On another occasion a week or so later, John
(I think) and I were working in an area far to the west of Dong Tam where
there were expansive open areas of high grass growing. The days scouting
in this area quickly became boring in that it did not appear that anyone
had been in the area for a long time and we were primarily skirting the
top of the grass using our rotor wash to scout down into it. There was
a fairly brisk breeze that day and on several occasions as I as was hovering
with my tail at times into the wind, I sensed poor response in the aft
cyclic position but figured I was just experiencing wind gust and continuing
scouting. I suppose about thirty more minutes passed as we continued to
dart here and there, twisting and turning, when all at once I found myself
again with my tail into the wind but now I was in an increasing nose down
attitude with a frozen cyclic with only some 15 feet of altitude to the
ground. Luckily in desperately trying to extradite myself from my predicament,
I unconsciously pushed enough right pedal to turn the nose back into the
wind and land the dang thing before it crashed. My chief did some immediate
open-heart surgery on the floor board and under seat area within our bird
and diagnosed that our problem was the presence of about one thousand empty
M-60 shell casings jamming our cyclic controls.
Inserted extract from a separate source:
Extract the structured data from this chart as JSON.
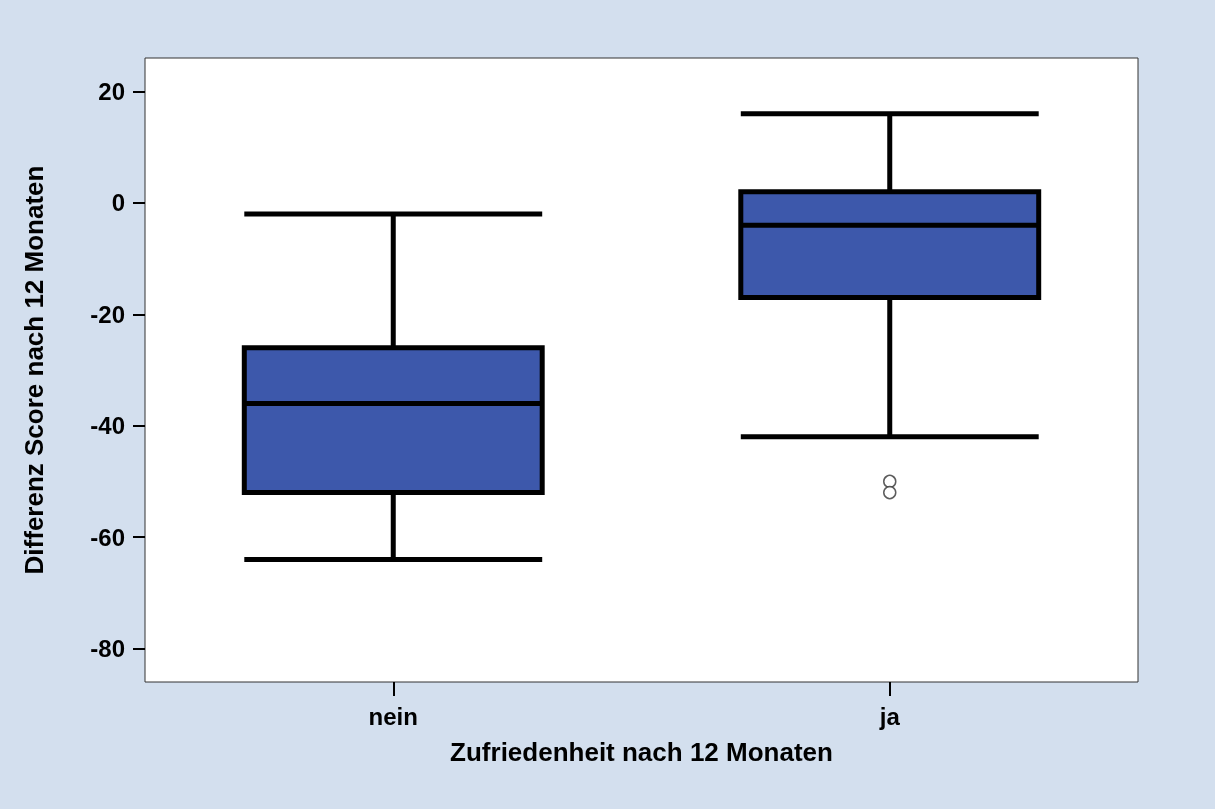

He cleaned the mess out
and every thing was fine after that. I wrote up our problem and findings
in the ships log and to my surprise a year or so later while I was recuperating
at Walter Reed Army Hospital, I saw a technical PM article in some helicopter
publication circulating the ward that went into detail as to how to field
rectify the LOH to prevent expended loose brass from entering into the
very area we had reported a YEAR earlier.